Contando ainda com uma trilha sonora pontual e certeira em cumprir o papel de ir preparando o clima para as ações - o que faz com que o filme as vezes tenha ares de Terror ou Suspense; uma ótima surpresa ainda é a fotografia que ainda que não tenha nada de muito rebuscada, possui uma logica narrativa eficiente, ainda mais quando se percebe os artifícios usados para burlar o baixo orçamento - como a utilização de velas, e luz ambiente. A câmera na mão aqui também é funcional e não apenas um recurso de linguagem. Parte pela produção modesta e parte para passar a sensação de proximidade com os espectador.

Um filme gigante como o tema que aborda, uma surpresa grata de estreia de um diretor que pretendo acompanhar e principalmente um alivio diante de tanta produção bilionária rasa por ai, que prova que uma ideia inteligente vale mais do que qualquer super câmera ou grande elenco famoso.

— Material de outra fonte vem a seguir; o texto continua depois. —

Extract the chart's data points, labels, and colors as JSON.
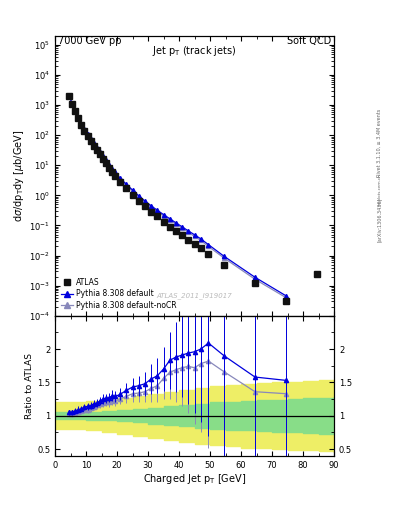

Recomendável (mas pode causar enxaquecas)





Trailer:





Ficha Técnica:

Direção: James Ward Byrkit
Roteiro: James Ward Byrkit, Alex Manugian (co-roteirista)
Elenco: Emily Baldoni, Maury Sterling, Nicholas Brendon, Elizabeth Gracen, Alex Manugian, Lauren Maher, Hugo Armstrong, Lorene Scafaria
Trilha Sonora: Kristin Øhrn Dyrud
Fotografía: Nic Sadler, Arlene Muller
Duração: 89 min.
País: EUA
Ano: 2013

Prêmios: Festival de Sitges como Melhor Roteiro (2013) e Gotham como Melhor Novo Diretor (2014)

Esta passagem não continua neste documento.